Baca: Gus Sholah: Indonesia dan Islam Dua Sisi dari Mata Uang yang Sama
“Jadi seolah-olah nanti, bahkan sekarang dikesankan bahwa jihad ini dianggap sebagai satu alat atau satu istilah yang nanti akan memuncukan terrorism. Kan, ini menjadi tidak proporsional,” ujarnya pada diskusi bertema “Islam dan Keindonesiaan: Reaktualisasi Amanat Konstitusi dalam Kehidupan Berbangsa dan Bernegara” di kompleks DPR, Jakarta, Kamis (08/06/2017).
Cerita detil tentang Badan Penyelidik Usaha Persiapan Kemerdekaan (BPUPK) pun, lanjutnya, juga tidak muncul di dalam buku sejarah. Padahal hal itu sangat penting karena berkaitan dengan pembentukan bangsa, yang disepakati golongan kebangsaan dan golongan Islam.
“Sayangnya ini tidak menjadi bagian yang penting untuk menunjukkan kepada anak-anak bangsa kita bahwa bangsa ini adalah hasil karya bersama. Bukan hasil dari segelintir orang saja,” kata peneliti INSISTS ini.
Buku pelajaran semacam di atas menurutnya mengajarkan anak-anak Indonesia secara doktriner.

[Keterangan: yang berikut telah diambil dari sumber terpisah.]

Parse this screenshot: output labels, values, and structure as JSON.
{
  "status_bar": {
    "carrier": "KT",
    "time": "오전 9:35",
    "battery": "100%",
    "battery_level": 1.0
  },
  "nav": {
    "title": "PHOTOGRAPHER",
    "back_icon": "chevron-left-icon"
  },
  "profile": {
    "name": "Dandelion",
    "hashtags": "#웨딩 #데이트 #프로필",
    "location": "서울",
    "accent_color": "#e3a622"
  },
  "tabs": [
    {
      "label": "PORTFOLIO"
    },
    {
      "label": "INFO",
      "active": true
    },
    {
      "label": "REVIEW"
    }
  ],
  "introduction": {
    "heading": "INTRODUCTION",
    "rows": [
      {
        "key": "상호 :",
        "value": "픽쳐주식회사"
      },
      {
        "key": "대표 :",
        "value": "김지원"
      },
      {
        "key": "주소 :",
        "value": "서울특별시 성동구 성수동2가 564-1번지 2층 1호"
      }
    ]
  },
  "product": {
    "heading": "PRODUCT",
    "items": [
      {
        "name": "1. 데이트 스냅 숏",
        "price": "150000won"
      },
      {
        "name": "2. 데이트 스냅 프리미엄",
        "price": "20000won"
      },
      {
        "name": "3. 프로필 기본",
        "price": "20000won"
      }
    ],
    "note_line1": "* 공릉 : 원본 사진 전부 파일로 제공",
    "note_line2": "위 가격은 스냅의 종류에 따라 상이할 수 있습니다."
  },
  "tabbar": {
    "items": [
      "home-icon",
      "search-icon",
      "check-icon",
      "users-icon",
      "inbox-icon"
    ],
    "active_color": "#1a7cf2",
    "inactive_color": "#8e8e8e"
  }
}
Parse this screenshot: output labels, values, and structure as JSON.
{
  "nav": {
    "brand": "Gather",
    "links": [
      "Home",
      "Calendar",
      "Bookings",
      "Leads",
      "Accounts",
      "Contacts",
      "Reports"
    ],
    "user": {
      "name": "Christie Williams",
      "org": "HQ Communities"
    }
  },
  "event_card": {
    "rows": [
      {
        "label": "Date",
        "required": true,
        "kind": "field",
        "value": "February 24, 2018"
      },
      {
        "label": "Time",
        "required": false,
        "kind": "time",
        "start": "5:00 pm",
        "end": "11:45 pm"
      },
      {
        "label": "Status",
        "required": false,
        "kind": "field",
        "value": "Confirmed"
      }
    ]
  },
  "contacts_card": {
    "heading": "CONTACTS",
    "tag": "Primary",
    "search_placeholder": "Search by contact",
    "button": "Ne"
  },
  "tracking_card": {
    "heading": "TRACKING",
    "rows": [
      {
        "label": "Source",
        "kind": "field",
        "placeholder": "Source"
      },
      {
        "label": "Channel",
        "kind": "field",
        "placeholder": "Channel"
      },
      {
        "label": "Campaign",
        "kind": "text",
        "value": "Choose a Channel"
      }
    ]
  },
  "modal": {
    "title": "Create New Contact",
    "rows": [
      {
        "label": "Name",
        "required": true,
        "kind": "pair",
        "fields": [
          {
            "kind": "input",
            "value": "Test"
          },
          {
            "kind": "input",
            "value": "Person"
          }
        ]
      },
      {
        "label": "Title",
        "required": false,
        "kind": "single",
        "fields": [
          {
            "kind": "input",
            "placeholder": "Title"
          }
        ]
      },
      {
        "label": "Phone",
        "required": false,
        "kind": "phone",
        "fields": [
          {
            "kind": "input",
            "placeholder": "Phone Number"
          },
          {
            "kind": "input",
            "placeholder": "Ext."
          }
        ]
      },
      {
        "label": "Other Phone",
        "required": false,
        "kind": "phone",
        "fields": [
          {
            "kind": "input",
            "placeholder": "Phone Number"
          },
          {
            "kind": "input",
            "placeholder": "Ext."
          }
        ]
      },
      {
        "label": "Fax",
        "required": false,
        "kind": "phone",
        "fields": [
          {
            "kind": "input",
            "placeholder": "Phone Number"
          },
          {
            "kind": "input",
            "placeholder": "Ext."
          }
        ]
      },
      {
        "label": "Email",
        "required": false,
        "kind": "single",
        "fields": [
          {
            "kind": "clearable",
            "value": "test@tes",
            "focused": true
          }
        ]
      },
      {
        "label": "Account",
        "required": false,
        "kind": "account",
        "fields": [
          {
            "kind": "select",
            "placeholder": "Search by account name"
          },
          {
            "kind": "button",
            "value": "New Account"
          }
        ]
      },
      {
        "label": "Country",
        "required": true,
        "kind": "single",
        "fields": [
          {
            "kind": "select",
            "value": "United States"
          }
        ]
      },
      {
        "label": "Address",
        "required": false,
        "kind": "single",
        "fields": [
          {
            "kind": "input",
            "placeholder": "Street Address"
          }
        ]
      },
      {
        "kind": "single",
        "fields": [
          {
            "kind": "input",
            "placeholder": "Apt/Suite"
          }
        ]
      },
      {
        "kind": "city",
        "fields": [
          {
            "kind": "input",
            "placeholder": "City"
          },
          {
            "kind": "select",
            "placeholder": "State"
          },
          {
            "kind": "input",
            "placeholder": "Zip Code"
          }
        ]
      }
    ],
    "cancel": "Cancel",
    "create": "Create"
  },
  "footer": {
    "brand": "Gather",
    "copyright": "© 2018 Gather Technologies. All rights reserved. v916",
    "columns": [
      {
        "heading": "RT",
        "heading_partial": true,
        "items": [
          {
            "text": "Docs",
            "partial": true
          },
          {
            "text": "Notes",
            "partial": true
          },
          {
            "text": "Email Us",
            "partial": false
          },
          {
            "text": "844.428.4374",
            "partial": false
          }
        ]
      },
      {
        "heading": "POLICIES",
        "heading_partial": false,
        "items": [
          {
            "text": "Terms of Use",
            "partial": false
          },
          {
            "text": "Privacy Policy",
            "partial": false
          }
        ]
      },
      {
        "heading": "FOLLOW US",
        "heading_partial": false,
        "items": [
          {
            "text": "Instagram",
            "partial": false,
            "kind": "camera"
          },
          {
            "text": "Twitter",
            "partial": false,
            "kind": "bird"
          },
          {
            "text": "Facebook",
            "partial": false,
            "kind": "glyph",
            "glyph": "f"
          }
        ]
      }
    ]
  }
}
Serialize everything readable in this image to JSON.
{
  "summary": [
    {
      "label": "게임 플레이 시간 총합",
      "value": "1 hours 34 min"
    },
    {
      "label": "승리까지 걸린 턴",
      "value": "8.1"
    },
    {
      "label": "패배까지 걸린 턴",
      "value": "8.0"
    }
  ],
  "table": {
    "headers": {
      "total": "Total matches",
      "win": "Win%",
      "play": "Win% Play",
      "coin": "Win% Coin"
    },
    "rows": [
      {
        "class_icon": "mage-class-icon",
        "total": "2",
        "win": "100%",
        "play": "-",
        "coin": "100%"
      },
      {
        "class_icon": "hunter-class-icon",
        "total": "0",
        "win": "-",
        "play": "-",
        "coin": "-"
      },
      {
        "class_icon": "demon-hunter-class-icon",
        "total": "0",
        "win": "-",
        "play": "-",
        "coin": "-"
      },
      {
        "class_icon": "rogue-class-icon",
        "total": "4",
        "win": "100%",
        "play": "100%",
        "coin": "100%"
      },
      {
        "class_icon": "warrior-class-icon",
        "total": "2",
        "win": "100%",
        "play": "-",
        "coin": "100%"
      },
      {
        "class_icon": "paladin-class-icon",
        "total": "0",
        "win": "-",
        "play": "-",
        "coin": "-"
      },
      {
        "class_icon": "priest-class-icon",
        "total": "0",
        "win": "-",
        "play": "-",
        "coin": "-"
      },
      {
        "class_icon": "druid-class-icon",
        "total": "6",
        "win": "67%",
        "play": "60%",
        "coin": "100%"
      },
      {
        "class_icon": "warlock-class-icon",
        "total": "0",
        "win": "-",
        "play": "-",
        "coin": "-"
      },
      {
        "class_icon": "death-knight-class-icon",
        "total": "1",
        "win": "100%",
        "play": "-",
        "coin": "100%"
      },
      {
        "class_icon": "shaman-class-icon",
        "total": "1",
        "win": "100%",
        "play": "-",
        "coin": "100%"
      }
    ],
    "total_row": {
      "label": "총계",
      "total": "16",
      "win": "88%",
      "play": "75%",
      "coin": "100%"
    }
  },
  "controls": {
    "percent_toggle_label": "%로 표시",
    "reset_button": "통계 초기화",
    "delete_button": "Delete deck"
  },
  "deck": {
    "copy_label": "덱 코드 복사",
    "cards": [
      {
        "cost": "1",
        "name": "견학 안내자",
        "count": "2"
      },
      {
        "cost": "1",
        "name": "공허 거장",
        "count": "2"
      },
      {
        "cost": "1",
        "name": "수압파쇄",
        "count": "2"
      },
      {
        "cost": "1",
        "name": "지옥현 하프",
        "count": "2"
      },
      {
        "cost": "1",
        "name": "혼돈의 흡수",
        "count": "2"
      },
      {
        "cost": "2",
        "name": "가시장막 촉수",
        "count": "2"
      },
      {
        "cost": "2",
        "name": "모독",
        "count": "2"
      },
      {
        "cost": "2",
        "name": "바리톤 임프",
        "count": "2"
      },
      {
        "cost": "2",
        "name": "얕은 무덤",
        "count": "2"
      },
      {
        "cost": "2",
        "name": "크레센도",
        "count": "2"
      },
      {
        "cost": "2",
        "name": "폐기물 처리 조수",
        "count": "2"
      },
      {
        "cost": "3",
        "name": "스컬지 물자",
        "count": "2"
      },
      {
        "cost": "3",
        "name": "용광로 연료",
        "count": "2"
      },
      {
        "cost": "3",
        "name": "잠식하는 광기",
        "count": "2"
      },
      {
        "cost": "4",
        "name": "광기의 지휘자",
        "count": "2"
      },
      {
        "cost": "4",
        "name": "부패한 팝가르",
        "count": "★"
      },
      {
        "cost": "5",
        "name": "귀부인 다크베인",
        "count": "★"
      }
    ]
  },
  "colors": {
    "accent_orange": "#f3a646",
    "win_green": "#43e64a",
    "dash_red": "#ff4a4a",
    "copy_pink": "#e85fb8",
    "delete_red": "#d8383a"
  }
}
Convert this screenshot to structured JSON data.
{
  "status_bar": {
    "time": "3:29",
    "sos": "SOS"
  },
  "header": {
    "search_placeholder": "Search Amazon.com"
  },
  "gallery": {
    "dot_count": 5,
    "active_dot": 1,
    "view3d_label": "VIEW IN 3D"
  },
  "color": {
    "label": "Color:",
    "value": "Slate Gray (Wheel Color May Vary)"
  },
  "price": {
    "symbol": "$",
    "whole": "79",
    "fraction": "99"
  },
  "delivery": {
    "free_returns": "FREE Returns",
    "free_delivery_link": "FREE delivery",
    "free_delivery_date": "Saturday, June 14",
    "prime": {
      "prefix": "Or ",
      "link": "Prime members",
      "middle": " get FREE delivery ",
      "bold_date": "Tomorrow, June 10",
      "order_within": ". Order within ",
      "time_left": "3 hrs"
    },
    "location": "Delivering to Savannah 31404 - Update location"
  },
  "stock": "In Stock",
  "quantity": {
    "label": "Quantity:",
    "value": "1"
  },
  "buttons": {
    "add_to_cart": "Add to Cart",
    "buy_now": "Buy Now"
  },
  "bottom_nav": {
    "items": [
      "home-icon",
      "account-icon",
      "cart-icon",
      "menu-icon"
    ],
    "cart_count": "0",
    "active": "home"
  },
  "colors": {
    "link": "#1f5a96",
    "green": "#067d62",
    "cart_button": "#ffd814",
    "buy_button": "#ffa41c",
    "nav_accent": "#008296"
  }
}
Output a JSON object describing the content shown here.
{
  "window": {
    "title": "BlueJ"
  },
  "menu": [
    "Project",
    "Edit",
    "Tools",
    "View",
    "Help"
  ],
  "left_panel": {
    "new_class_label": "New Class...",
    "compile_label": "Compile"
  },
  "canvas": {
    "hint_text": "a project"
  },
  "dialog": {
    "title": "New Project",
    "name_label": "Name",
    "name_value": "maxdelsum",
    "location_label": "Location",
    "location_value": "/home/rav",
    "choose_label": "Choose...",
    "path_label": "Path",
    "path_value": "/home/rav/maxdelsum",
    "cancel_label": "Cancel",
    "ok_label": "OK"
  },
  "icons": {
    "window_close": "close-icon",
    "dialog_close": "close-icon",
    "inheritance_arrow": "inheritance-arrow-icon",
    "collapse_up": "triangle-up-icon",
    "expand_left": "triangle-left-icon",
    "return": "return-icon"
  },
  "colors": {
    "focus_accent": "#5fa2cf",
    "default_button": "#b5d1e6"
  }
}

Seharusnya, kata Tiar, sejarah menjadi ilmu yang mengarahkan orang untuk berpikir secara lebih kritis dan dialektis.
“Dengan sejarah seperti itu, seolah-seolah Indonesia adalah negara yang dari Islam ini amat jauh,” simpulannya.
Baca: Pakar Hukum Internasional: Umat Islam Pemilik Saham Terbesar Republik Indonesia
Karenanya, Tiar mengusulkan agar kurikulum sejarah direvisi ulang. Dua riset dari UI tentang buku ajar sejarah, sebutnya, menunjukkan, buku ajar sejarah sampai tahun 2004 belum ada perubahan yang fundamental.
Padahal lanjutnya riset sejarah di berbagai jurusan sejarah sangat banyak. Dan itu hampir tidak dimanfaatkan untuk memperkaya buku-buku sejarah.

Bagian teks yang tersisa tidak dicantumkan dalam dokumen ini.